Taylor Spring Park is a historic park in Cleveland, Tennessee. The park is named after the city's first settler, Andrew Taylor. The name also refers to a natural spring on Taylor's property that attracted other settlers to the area.

The park was in the planning stages for over 30 years on an area of land that has been called the “birthplace” of the city of Cleveland. It is named after a spring that was located on settler Andrew Taylor's property in 1836 and was the deciding factor in where the city of Cleveland would be located.

According to historical records, Andrew Taylor erected a log cabin near the spring.
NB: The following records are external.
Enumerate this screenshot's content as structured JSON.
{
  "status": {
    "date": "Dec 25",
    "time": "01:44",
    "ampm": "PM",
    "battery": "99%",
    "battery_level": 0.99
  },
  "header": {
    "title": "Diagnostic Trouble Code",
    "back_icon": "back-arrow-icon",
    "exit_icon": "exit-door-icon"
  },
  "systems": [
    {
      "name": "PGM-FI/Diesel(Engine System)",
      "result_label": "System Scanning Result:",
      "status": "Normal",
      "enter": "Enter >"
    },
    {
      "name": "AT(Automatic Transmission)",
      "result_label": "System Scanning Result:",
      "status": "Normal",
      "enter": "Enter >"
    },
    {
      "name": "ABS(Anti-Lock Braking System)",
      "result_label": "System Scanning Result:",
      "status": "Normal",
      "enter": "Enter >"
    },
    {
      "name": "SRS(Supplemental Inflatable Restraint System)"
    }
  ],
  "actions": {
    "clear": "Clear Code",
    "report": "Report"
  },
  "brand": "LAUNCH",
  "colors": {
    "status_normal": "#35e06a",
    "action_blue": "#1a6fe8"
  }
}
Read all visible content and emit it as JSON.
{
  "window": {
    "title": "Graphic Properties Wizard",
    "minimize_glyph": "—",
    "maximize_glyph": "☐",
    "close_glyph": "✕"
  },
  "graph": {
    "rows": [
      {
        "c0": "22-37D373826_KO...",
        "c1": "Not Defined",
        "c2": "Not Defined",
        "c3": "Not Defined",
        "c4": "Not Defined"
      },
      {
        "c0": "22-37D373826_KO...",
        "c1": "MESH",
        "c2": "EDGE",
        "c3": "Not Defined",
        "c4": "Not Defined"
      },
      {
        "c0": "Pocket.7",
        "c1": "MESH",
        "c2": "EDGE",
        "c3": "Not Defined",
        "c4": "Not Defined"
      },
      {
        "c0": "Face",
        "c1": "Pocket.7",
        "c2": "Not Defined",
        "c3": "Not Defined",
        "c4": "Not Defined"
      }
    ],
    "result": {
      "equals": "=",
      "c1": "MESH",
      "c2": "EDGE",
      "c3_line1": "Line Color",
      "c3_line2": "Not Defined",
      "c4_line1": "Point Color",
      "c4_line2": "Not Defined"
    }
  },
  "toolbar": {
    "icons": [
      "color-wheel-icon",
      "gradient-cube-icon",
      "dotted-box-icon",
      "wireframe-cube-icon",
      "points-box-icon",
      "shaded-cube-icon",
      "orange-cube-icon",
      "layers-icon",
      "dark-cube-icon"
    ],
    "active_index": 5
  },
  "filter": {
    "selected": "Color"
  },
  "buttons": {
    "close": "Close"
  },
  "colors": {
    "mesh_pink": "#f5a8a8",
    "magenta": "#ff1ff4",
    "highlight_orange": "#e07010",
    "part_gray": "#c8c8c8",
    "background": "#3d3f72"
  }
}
The park features a historically accurate recreation of the Taylor Spring House, made of round logs 12 feet by 12 feet. The Spring House is an exact replica built on information obtained by researcher Michael Slaughter who was hired to research Taylor by businessman Allan Jones. The information came from an 1836 property assessment that provided the earliest known description of Taylor's property, called Taylor's Place.

In 1940, the spring was covered by a business called Gannaway Hardware. The owner of the store used the spring as an air conditioner by pumping water to a radiator with a fan. After the hardware store closed a law office opened on the site, owned by local attorney Jim Webb. Businessman Allan Jones found the spring in Webb's basement and led the campaign to build Taylor Spring Park.

Prior to his death, Webb donated the land to the city so that a park could be erected.